For if those announcements made the sporting world sit up and take notice, they were nothing compared to the collective gasps heard around the globe as Jay Monahan, the PGA Tour commissioner, made the shock revelation that his Tour was merging with the LIV Golf Tour that it had been in an acrimonious dispute with – a conflict which has bordered on war over the past 18 months – to create a world golf tour
Monahan has faced accusations of selling out and hypocrisy in the days since his announcement, not wholly unfairly given his “over my dead body” approach since LIV appeared on the scene early last year.
Rory McIlroy, one of the biggest critics of the Saudi-backed Tour, admitted he felt like a sacrificial lamb for standing up for the PGA during that time and said that he still hated LIV, adding that the players who defected should not be welcomed with open arms. But there was also an acceptance of the Saudis' inevitability by the Northern Irishman.
“Whether you like it or not, the PIF and the Saudis want to spend money in the game of golf,” said the world No.3 with a figurative, if not quite literal, shrug of the shoulders. “They want to do this and they weren’t going to stop. So how can we get that money into the game, but use it the right way?”
This is, of course, the sports washing machine on full spin. There is a general acceptance now that you can smell something that's badly off but that you are just going to have to hold your nose anyway. The Saudis are now positioning themselves for a run at a future World Cup, they have their eyes on tennis and other sports, too. This has been part of an orchestrated strategy by Mohammed Bin-Salman aimed at realising his Vision 2030 financial dream of a Saudi Arabia no longer reliant on diminishing oil revenues. Nothing will stand in its way.

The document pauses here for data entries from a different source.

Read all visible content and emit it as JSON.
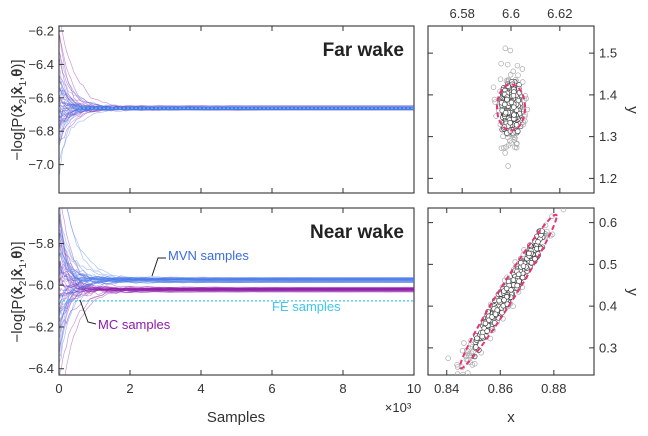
{
  "chart_data": [
    {
      "id": "far-trace",
      "type": "line",
      "title": "Far wake",
      "xlabel": "",
      "ylabel": "-log[P(x̂2|x̂1,θ)]",
      "xlim": [
        0,
        10
      ],
      "ylim": [
        -7.17,
        -6.17
      ],
      "xticks": [
        "0",
        "2",
        "4",
        "6",
        "8",
        "10"
      ],
      "yticks": [
        -6.2,
        -6.4,
        -6.6,
        -6.8,
        -7.0
      ],
      "ytick_labels": [
        "−6.2",
        "−6.4",
        "−6.6",
        "−6.8",
        "−7.0"
      ],
      "series": [
        {
          "name": "MC samples",
          "color": "#8e1aa8",
          "converged": -6.662,
          "start_spread": 0.2,
          "count": 22
        },
        {
          "name": "MVN samples",
          "color": "#4b7be8",
          "converged": -6.662,
          "start_spread": 0.18,
          "count": 28
        }
      ],
      "fe_value": -6.662,
      "fe_color": "#3ec6ef"
    },
    {
      "id": "far-scatter",
      "type": "scatter",
      "xlabel": "",
      "ylabel": "y",
      "xlim": [
        6.566,
        6.634
      ],
      "ylim": [
        1.165,
        1.565
      ],
      "xticks": [
        6.58,
        6.6,
        6.62
      ],
      "xtick_labels": [
        "6.58",
        "6.6",
        "6.62"
      ],
      "yticks": [
        1.2,
        1.3,
        1.4,
        1.5
      ],
      "ytick_labels": [
        "1.2",
        "1.3",
        "1.4",
        "1.5"
      ],
      "center": [
        6.6,
        1.37
      ],
      "sd_minor": 0.0025,
      "sd_major": 0.048,
      "slope": 0,
      "ellipse_color": "#e8337a",
      "n_points": 340
    },
    {
      "id": "near-trace",
      "type": "line",
      "title": "Near wake",
      "xlabel": "Samples",
      "x_multiplier": "×10³",
      "ylabel": "-log[P(x̂2|x̂1,θ)]",
      "xlim": [
        0,
        10
      ],
      "ylim": [
        -6.43,
        -5.63
      ],
      "xticks": [
        "0",
        "2",
        "4",
        "6",
        "8",
        "10"
      ],
      "yticks": [
        -5.8,
        -6.0,
        -6.2,
        -6.4
      ],
      "ytick_labels": [
        "−5.8",
        "−6.0",
        "−6.2",
        "−6.4"
      ],
      "series": [
        {
          "name": "MC samples",
          "color": "#8e1aa8",
          "converged": -6.02,
          "start_spread": 0.25,
          "count": 30
        },
        {
          "name": "MVN samples",
          "color": "#4b7be8",
          "converged": -5.975,
          "start_spread": 0.22,
          "count": 34
        }
      ],
      "fe_value": -6.075,
      "fe_color": "#3ec6ef",
      "annotations": [
        {
          "text": "MVN samples",
          "color": "#3a6cdf"
        },
        {
          "text": "MC samples",
          "color": "#8e1aa8"
        },
        {
          "text": "FE samples",
          "color": "#3ec6ef"
        }
      ]
    },
    {
      "id": "near-scatter",
      "type": "scatter",
      "xlabel": "x",
      "ylabel": "y",
      "xlim": [
        0.833,
        0.895
      ],
      "ylim": [
        0.235,
        0.635
      ],
      "xticks": [
        0.84,
        0.86,
        0.88
      ],
      "xtick_labels": [
        "0.84",
        "0.86",
        "0.88"
      ],
      "yticks": [
        0.3,
        0.4,
        0.5,
        0.6
      ],
      "ytick_labels": [
        "0.3",
        "0.4",
        "0.5",
        "0.6"
      ],
      "center": [
        0.863,
        0.435
      ],
      "sd_minor": 0.0016,
      "sd_major": 0.0095,
      "slope": 10.0,
      "ellipse_color": "#e8337a",
      "n_points": 340
    }
  ]
}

For the individual appalled by human rights abuses in Saudi and the state's connection to the September 11 terror attacks, there is little that can be done, of course. The worrying dimension to the PGA/LIV merger is that it feels like the takeover of an entire sport. This should be a job for governments, there should be some form of intervention but alas they seem all too happy to sit back benignly (remember Boris Johnson helping to smooth the way for PIF to purchase Newcastle United?). Oh, how quickly the Roman Abramovich farrago at Chelsea was forgotten to allow that Saudi deal to progress.
Where there are vast wads of money involved, the aims of the super rich are inevitable.
A few years back The Fixture read a dystopian piece which speculated on the commercial takeover of sport which conjured up fictional football matches featuring the likes of – and we're paraphrasing slightly here – Coca-Cola Manchester United against Sony Juventus in the grand final of the World Super League live from Riyadh. It felt and read like far-fetched nonsense or at worst a development that would occur many decades in the future. Just a few years on, it seems a more realistic prospect than ever.